Jean-Claude percibió algo en su caída de ojos.

—No lo habrás hecho ya, ¿no? —le preguntó azorado.

—Pues…

—¡Quería decir que deberías alejarte de ella de una vez por todas, por Dios!

—No me he prometido. Puedes estar tranquilo.

—No le hagas sufrir. Sólo te pido eso.

—Nathalie ve mucho más que tú y que yo. Te aseguro que puede decidir por sí sola qué hacer con su vida.

Jean-Claude le miró fijamente.

—Quizá eres tú el que no sabe qué hacer con la suya.

—Dime ya por qué me has citado aquí —le urgió, cortando la conversación de raíz.
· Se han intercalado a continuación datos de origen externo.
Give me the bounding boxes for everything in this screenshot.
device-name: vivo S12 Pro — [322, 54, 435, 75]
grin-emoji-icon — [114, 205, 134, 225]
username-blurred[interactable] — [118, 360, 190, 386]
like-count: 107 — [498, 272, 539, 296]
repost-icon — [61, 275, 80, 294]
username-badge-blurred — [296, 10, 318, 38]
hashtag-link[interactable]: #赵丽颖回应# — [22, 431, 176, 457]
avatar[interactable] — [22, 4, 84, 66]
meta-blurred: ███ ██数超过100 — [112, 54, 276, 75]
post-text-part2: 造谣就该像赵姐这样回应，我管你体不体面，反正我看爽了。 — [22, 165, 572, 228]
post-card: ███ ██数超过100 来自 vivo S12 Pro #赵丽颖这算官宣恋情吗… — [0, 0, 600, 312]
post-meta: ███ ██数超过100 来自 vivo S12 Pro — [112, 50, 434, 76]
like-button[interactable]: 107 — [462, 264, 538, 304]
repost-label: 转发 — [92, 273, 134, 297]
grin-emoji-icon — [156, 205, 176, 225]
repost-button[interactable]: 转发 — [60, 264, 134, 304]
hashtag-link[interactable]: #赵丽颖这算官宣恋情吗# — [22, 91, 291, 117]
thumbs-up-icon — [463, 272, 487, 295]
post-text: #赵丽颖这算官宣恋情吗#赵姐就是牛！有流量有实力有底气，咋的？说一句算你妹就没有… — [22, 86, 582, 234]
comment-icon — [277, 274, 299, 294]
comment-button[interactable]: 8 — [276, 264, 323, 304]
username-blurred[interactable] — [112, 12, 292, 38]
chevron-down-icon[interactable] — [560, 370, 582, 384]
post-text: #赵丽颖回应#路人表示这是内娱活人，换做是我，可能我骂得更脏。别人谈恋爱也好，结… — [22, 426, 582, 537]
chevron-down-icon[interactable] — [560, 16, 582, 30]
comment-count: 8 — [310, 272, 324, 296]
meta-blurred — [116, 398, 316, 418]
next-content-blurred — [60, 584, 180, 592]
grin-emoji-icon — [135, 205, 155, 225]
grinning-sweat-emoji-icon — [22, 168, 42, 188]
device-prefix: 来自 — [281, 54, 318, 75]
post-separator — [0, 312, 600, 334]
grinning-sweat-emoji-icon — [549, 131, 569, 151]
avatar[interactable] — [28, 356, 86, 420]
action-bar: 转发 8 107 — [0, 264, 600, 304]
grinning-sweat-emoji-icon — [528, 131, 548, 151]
—Quiero que compartas conmigo un momento único —dijo Jean-Claude, dibujando una sonrisa imposible de ocultar.

—¿De qué se trata?

—Sígueme. Ya debe de estar todo preparado.

—¿Adónde?

Se levantó y apuró lo que quedaba en el vaso.

—¡Vamos! ¡Estamos cerca!

—¡Dime adónde!

—¡Ten paciencia!

Salió de la cantina y correteó calle abajo. Cuando Matthieu le alcanzó se revolvieron en una pelea fingida, golpearon el cesto de una vendedora de verduras y desparramaron por el suelo unos cuantos nabos. La joven se agachó para recogerlos. Jean-Claude se disculpó con una reverencia exagerada y al incorporarse le retiró los rizos rojos que le caían indómitos sobre la frente. Ella le sujetó la muñeca con rapidez felina. Él le lanzó un beso y los dos siguieron corriendo entre el gentío, provocando las quejas de los tenderos, como cuando eran niños. ¿Qué sería lo que tenía que enseñarle? Hacía tiempo que no veía a Jean-Claude tan emocionado. Saltaron por encima de unos toneles de pescado en salazón y anduvieron por un callejón estrecho en el que vertían las aguas de todos los edificios que colindaban con el mercado. El ambiente era hediondo. Al poco, Jean-Claude se detuvo frente a la pared trasera de un pajar.

—Hemos llegado —susurró—. ¿Ves que estábamos al lado?

—¿Qué hacemos aquí?

—Baja la voz. Voy a ver si ha llegado.

Subieron con sigilo por la escalera que llevaba al tejado y se asomaron por un ventanuco. Desde allí se tenía una visión completa del interior. Poco a poco sus ojos se adaptaron a la oscuridad del pajar, horadada por los haces de luz que se filtraban entre las maderas mal colocadas. La figura de un hombre fue tomando forma entre las sombras. Estaba tapado con una capa. Se movía entre los fardos de heno con parsimonia y elegancia, como si cada gesto fuese parte de un ritual aprendido. Matthieu distinguió diversos enseres de laboratorio. Se trataba de un sistema de destilar, con un pequeño horno y un soporte para un crisol en el que aquel hombre vertió un polvo blanquecino.